Barcelona, 09 de enero de 2019 (19:52 CET)

El dramático incendio del pasado sábado 5 de enero en la primera planta de un edificio en Badalona, en el que tres personas murieron y una treintena resultaron heridas ha vuelto a poner sobre la mesa los riesgos de no afrontar el problema de la okupación de viviendas en España, ya que la principal hipótesis de la investigación policial apunta a que el fuego se originó en un piso okupado en el que la luz estaba pinchada, lo que pudo haber derivado en una sobrecarga que desencadenó la tragedia.

Indefensión de los propietarios

El siniestro plantea cuestiones pendientes de afrontar por los responsables políticos en distintos frentes relacionados con el fenómeno de la okupación. En primer lugar, la inseguridad jurídica que, muchos años después de que el fenómeno se generalizara en España, a mediados de los años 90, sigue dejando en situación de cierta indefensión a los propietarios de los inmuebles.

En ese sentido, en julio entró en vigor una reforma que permite agilizar los desalojos por la vía civil, pero solo en el caso de que el propietario del inmueble sea un particular o una entidad pública o sin ánimo de lucro.
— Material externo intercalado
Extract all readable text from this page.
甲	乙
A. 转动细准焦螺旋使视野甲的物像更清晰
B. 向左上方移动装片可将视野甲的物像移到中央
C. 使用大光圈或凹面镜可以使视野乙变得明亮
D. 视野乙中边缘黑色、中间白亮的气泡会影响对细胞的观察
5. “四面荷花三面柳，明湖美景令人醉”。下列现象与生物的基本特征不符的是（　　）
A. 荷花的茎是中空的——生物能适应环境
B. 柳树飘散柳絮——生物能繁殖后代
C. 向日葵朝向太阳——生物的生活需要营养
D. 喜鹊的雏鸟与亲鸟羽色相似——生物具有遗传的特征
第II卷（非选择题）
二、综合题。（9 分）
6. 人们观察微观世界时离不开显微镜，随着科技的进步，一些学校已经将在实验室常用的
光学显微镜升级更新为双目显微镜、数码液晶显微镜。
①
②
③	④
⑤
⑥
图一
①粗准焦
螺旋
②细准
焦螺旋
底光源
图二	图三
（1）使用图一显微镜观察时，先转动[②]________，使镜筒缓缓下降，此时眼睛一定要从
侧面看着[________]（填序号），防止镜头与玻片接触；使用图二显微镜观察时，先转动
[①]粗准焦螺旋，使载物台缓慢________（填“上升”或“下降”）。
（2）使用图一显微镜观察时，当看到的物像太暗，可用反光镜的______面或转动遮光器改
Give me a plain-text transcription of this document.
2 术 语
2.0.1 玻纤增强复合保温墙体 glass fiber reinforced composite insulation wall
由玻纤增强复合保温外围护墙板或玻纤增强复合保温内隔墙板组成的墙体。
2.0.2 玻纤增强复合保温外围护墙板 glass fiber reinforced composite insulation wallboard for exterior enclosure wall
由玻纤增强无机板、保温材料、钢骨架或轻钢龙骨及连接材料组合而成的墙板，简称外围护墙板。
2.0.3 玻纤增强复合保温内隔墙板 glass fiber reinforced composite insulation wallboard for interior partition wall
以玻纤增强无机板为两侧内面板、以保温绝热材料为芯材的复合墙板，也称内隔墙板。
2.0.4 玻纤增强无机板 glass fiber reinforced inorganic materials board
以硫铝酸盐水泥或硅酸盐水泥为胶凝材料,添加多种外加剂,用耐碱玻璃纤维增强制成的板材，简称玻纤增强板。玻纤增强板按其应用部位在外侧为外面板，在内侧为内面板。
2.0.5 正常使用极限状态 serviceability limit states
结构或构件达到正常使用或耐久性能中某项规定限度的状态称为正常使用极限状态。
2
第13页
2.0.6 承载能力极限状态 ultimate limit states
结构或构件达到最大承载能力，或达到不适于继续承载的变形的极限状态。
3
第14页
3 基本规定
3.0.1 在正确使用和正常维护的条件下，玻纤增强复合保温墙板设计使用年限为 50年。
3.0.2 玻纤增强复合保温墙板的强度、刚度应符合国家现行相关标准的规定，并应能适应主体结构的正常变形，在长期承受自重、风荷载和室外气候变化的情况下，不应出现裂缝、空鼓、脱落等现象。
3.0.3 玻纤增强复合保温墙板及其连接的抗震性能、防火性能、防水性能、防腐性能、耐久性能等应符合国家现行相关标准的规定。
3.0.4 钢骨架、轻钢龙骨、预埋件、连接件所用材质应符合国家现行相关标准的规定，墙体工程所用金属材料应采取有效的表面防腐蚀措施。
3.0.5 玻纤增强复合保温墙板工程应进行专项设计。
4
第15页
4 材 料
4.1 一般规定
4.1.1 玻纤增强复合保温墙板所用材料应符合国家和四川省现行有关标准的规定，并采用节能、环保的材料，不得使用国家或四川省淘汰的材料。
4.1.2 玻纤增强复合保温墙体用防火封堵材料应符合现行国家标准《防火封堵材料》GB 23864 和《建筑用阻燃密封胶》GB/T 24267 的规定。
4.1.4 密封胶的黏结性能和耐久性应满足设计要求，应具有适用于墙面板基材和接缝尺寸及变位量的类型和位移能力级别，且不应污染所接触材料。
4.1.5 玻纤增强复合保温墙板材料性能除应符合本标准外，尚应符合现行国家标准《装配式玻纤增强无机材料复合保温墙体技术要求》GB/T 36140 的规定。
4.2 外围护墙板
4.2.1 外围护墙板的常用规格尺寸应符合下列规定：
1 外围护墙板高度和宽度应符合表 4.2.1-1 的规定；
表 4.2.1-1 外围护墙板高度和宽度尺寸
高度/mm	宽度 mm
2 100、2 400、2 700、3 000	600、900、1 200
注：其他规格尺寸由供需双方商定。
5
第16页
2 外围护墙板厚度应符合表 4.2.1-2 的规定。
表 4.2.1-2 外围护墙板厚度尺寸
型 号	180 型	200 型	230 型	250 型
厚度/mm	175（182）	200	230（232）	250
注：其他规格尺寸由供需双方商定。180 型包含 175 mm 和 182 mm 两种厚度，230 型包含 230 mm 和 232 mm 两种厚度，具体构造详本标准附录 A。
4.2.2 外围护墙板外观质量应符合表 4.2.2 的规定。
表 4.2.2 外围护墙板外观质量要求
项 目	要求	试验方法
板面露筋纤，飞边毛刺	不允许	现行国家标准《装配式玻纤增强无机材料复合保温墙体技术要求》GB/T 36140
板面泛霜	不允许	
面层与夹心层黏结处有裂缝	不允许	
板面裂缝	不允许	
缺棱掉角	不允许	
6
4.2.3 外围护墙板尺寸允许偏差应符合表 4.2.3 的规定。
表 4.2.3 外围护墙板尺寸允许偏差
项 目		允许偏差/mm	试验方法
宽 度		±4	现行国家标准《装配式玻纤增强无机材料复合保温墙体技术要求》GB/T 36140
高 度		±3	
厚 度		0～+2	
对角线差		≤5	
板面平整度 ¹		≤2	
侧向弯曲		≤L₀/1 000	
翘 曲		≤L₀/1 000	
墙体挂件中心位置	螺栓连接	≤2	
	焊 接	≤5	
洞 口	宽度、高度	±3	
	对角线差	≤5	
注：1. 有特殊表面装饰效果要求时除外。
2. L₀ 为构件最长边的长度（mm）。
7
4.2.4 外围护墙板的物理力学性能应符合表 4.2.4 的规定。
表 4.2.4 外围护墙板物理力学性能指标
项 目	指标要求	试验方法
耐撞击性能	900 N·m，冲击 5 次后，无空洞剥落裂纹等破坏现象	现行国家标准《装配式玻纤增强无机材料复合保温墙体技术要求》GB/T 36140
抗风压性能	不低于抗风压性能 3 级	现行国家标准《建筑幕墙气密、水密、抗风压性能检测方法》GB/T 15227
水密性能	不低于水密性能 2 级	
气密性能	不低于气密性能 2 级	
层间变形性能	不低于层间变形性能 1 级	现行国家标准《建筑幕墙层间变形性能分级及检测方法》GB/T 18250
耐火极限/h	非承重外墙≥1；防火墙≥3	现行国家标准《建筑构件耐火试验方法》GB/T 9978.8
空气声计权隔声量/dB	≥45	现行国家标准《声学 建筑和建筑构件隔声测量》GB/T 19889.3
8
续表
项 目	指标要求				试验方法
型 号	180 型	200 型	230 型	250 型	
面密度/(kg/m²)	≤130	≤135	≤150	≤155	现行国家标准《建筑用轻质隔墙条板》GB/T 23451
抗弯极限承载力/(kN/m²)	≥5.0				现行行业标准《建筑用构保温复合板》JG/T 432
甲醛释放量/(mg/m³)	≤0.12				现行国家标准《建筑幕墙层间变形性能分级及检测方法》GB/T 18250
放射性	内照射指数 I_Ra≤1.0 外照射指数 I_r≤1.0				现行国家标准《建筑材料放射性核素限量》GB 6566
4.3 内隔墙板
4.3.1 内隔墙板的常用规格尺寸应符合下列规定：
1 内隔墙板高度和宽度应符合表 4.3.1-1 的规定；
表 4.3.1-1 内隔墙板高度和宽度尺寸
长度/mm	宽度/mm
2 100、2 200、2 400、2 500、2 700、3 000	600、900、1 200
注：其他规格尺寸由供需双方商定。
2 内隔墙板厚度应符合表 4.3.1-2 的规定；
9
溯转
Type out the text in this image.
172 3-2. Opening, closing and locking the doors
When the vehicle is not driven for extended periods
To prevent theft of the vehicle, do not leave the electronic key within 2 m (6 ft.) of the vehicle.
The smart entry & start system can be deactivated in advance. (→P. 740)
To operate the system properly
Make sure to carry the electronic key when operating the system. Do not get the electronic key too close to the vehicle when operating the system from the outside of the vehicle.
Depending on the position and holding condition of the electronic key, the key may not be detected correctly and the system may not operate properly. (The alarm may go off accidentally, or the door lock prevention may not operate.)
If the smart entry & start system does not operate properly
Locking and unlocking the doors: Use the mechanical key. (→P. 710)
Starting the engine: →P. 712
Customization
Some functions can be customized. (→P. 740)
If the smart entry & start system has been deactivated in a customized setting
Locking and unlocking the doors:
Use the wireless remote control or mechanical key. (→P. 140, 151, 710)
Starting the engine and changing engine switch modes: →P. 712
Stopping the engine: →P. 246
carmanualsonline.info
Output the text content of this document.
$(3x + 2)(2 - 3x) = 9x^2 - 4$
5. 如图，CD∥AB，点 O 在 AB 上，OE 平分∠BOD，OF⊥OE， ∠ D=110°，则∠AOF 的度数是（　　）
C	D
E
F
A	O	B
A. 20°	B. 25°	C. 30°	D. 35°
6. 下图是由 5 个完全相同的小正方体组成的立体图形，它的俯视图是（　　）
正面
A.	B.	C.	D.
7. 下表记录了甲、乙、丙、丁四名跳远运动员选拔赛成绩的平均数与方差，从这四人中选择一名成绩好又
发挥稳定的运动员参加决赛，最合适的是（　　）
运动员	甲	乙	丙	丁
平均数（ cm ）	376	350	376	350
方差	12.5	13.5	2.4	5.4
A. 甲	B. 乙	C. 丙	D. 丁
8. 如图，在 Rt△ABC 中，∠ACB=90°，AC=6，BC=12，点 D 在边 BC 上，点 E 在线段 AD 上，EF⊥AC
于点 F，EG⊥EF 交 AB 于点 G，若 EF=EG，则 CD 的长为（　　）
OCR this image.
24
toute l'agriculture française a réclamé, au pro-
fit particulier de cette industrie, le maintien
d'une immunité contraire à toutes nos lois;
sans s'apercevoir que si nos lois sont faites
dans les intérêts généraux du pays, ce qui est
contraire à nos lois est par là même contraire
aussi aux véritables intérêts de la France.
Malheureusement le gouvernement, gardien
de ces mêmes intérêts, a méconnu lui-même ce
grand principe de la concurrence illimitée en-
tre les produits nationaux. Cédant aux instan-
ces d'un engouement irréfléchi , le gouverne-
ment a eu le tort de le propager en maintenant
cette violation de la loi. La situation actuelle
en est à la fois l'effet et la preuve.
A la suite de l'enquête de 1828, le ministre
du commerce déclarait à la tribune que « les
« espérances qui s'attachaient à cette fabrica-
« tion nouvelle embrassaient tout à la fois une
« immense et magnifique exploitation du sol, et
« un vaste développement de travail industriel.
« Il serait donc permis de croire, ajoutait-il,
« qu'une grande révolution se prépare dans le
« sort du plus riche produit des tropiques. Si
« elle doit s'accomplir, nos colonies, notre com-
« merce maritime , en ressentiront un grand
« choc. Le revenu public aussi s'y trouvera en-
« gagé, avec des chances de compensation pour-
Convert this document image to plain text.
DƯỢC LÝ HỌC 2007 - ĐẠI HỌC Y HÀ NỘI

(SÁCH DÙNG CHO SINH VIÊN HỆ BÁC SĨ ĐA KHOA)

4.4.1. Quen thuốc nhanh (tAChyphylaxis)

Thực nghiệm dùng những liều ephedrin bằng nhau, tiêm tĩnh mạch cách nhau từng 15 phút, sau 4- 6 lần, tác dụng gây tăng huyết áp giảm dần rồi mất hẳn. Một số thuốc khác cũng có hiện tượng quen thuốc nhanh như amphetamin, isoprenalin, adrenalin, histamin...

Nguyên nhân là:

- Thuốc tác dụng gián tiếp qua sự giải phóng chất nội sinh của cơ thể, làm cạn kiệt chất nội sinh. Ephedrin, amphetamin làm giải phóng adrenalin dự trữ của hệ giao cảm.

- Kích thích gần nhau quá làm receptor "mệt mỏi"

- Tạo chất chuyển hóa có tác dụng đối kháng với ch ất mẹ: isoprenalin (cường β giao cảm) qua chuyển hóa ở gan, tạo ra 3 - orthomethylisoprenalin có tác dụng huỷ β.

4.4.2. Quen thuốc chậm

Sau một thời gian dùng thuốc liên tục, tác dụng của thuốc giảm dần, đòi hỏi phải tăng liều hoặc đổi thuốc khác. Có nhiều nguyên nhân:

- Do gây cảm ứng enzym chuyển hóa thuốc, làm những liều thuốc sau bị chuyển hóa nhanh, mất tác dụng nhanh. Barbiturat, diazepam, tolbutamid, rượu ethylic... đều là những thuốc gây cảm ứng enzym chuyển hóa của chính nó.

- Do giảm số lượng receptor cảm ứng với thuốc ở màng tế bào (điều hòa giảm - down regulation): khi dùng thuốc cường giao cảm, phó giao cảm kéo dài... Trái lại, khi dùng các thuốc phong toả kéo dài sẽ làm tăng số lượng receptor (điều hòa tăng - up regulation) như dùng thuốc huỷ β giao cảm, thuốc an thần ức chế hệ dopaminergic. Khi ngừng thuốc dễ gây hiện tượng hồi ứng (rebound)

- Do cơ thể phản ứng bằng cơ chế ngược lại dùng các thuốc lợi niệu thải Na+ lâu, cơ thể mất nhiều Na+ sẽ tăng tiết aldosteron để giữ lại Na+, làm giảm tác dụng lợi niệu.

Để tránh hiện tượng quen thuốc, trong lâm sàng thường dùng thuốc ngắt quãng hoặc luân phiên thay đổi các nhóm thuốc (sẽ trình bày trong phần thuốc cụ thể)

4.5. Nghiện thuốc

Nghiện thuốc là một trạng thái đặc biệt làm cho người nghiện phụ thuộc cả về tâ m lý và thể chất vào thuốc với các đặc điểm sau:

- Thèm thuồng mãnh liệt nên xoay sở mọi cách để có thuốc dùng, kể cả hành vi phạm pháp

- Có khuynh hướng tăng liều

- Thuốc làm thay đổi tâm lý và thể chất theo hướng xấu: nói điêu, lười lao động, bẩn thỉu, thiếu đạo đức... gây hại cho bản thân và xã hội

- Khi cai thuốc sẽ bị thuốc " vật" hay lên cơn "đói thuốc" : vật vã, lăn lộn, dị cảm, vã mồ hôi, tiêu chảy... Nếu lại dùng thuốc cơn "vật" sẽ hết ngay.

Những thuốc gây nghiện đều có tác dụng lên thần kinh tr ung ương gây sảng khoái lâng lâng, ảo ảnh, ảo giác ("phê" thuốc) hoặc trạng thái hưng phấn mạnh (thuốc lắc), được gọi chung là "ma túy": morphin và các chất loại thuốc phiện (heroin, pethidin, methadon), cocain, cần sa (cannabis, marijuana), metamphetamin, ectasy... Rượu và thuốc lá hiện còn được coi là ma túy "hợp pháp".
En el resto de casos, y salvo desalojo exprés, un mecanismo con muchas limitaciones, el propietario debe iniciar un largo proceso judicial para intentar expulsar de sus viviendas a las personas que las han invadido de forma ilegal.

Vecinos desprotegidos

Pero el episodio de Badalona hace aflorar también la situación de vulnerabilidad y absoluta desprotección en la que quedan los vecinos de los bloques en los que hay pisos usurpados.

Esa situación se produce porque los ocupantes de los mismos no disponen de suministros energéticos y tienden a pinchar la luz, lo que puede resultar peligroso para ellos y sus vecinos al tratarse de una conexión no efectuada por profesionales.

La lacra de los narcopisos

El siniestro del 5 de enero supone el último conflicto vinculado a la okupación, tras un año marcado también por la proliferación en el centro de Barcelona de los llamados narcopisos, viviendas okupadas que se destinan al consumo y la venta de estupefacientes.

El fenómeno, que ha generado una grave crisis de inseguridad en el barrio del Raval que se ha extendido al resto de Cituat Vella, muestra que en ocasiones, la okupación se realiza con el objetivo de cometer actos ilegales que generan malestar social y que desestabilizan la convivencia vecinal en los barrios.